Como refletiu K., “o que aconteceu comigo é somente um caso isolado, e como tal não muito importante, já que eu não o levo muito a sério, mas é um indício de como se move um processo contra tantas pessoas”. A tomada de decisão por algoritmos de IA pode ter consequências diretas e potencialmente de longo alcance para indivíduos e sociedade. Será que os cidadãos devem aceitar passivamente as decisões algorítmicas ou rejeitar decisões tomadas por não-humanos em certas condições? Quais requisitos e garantias precisam ser atendidos para promover a aceitação dessas decisões?


Essas são questões urgentes, como demonstram vários alertas contundentes sobre o futuro distópico presente no discurso sobre IA.


De fato, decisões tomadas por algoritmos, muitas vezes opacos e incompreensíveis, podem ser percebidas como kafkianas pelos cidadãos afetados. Em 2020, a pandemia de COVID-19 e as medidas distanciamento social levaram a um aumento sem precedentes no uso de serviços digitais. Esse contexto acelerou a digitalização em diversos setores, incluindo as políticas públicas.

 

Um exemplo marcante foi o auxílio emergencial que utilizou ferramentas digitais para atender, através de auxílios sociais, grande parte da população mais vulnerável durante a pandemia. No entanto, os instrumentos digitais utilizados na administração pública não são neutros. Eles podem, por exemplo, influenciar quem tem acesso aos serviços, quem é excluído e como as solicitações são processadas.

 

As decisões geradas pelo serviço desenvolvido pelo governo determinavam automaticamente a concessão ou negativa do benefício, através de algoritmos, sem qualquer intervenção humana. Dada a ausência de mecanismos administrativos para revisar essas decisões automatizadas, a principal forma de contestação e solicitação de análise humana foi por meio da via judicial.
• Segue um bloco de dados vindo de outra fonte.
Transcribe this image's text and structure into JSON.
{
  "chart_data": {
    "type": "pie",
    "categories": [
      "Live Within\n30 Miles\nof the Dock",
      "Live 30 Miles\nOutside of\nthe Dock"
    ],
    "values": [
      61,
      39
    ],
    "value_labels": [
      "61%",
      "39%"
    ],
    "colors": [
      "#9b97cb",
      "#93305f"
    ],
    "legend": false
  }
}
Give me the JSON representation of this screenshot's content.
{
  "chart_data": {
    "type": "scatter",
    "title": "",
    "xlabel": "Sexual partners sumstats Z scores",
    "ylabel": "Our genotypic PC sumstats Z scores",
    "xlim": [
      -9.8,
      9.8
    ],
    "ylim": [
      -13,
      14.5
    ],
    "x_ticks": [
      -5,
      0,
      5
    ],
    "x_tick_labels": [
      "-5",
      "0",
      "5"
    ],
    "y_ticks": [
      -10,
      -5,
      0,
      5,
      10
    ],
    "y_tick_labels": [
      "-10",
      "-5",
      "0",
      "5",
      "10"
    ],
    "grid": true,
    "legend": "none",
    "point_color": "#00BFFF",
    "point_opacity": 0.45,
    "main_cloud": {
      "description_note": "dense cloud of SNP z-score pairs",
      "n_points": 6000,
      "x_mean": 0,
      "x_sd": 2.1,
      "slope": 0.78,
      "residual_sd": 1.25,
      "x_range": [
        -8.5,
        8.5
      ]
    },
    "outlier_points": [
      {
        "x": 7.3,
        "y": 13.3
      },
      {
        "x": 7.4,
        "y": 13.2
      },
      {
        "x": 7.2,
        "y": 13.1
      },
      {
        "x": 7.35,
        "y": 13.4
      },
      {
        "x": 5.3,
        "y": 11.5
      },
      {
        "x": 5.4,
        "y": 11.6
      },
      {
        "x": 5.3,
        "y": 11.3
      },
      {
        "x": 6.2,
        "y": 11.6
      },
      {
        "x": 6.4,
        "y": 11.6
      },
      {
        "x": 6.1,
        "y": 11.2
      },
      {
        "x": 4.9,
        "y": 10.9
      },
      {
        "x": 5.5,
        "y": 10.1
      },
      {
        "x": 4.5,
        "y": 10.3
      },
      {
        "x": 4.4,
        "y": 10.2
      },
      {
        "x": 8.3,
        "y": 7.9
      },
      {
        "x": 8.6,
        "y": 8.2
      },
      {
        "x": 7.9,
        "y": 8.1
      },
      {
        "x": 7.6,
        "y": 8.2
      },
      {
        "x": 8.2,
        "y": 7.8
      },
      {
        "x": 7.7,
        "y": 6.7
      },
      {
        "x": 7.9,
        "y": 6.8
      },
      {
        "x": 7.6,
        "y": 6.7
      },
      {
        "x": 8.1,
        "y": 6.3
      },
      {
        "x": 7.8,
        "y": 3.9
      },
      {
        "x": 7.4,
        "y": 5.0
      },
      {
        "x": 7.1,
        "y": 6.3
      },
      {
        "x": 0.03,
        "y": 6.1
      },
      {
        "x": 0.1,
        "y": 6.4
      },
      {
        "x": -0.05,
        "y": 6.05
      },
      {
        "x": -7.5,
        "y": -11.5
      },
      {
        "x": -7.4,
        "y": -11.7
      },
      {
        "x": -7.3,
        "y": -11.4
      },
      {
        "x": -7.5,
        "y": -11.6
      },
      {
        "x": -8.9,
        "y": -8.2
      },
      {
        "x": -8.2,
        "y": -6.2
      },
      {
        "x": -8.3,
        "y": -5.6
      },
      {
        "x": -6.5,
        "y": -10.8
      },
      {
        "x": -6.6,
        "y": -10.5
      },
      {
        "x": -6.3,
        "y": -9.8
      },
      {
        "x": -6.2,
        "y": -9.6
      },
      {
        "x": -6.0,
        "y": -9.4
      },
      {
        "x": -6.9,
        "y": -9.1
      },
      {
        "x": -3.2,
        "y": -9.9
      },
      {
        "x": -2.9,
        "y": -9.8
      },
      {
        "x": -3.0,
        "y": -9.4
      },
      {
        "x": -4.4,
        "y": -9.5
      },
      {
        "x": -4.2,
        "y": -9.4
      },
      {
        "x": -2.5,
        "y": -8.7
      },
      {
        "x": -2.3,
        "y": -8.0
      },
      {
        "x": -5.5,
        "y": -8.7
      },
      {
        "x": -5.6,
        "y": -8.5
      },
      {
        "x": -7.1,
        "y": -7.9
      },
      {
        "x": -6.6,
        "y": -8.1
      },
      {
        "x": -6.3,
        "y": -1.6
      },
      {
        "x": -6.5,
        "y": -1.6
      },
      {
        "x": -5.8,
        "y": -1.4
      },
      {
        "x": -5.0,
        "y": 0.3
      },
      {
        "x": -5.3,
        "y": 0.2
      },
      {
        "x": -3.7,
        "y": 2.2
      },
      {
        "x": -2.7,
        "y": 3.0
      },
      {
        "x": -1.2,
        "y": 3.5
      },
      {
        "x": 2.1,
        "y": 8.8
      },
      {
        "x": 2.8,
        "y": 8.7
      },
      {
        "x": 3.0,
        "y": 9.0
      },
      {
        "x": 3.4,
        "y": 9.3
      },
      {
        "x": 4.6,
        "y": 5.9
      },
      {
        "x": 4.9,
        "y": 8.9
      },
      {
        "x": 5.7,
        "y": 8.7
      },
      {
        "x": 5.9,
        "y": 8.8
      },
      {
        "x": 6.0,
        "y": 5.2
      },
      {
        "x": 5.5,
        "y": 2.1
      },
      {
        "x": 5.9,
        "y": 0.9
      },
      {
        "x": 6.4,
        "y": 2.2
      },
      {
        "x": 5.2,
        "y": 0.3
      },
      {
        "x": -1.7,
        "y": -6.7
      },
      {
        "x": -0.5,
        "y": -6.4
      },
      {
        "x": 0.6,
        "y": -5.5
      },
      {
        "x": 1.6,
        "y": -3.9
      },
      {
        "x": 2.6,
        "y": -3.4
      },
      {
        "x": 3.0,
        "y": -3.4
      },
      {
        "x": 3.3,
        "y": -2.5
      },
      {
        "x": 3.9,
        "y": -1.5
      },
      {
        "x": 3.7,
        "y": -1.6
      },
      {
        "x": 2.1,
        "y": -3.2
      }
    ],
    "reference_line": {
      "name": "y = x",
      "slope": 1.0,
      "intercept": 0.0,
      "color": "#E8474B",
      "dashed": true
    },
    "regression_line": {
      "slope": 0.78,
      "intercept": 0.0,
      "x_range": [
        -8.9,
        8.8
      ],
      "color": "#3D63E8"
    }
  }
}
O que chamamos de inteligência artificial é uma combinação complexa de algoritmos e dados, em sistemas capazes de tomar decisões autônomas com base em padrões encontrados em grandes volumes de dados. Algoritmos não são apenas processos computacionais abstratos, mas ferramentas capazes de moldar realidades materiais ao influenciar a vida social, política e econômica em diferentes níveis, sobre os quais os indivíduos têm cada vez menos controle. São, sem dúvida, instrumentos de poder, que estão redefinindo dinâmicas de autoridade e controle, por vezes colocando em risco a proteção e direitos fundamentais dos indivíduos.


A crescente dependência da sociedade moderna de sistemas digitais nos leva a refletir sobre a ficção de Kafka. É fundamental evitar um futuro kafkiano! Uma das lições extraídas da obra de Kafka aplicável às tecnologias emergentes é a necessidade de limitar o poder de grandes corporações tecnológicas, cujos serviços podem explorar e manipular pessoas. É indispensável assegurar a proteção dos indivíduos, das comunidades e da sociedade como um todo diante dos potenciais riscos trazidos pelas novas tecnologias.


Longe de ser uma visão pessimista da modernidade, a obra de Kafka pode ser interpretada como um alerta para a importância da participação ativa da sociedade na defesa do papel do humano e direitos fundamentais. O desencanto aparentemente presente na ficção de Kafka não precisa ser visto como o fim da utopia da ciência ou da tecnologia.

 

Pelo contrário, o desenvolvimento científico e tecnológico trouxe benefícios inimagináveis para a humanidade. No entanto, como Kafka sabiamente escreve em “O processo”, “as vantagens e desvantagens se distinguem uma das outras por um fio de cabelo.” 

 

VIRGÍLIO ALMEIDA é professor emérito do Departamento de Ciência da Computação da UFMG e professor associado ao Berkman Klein Center da Universidade de Harvard.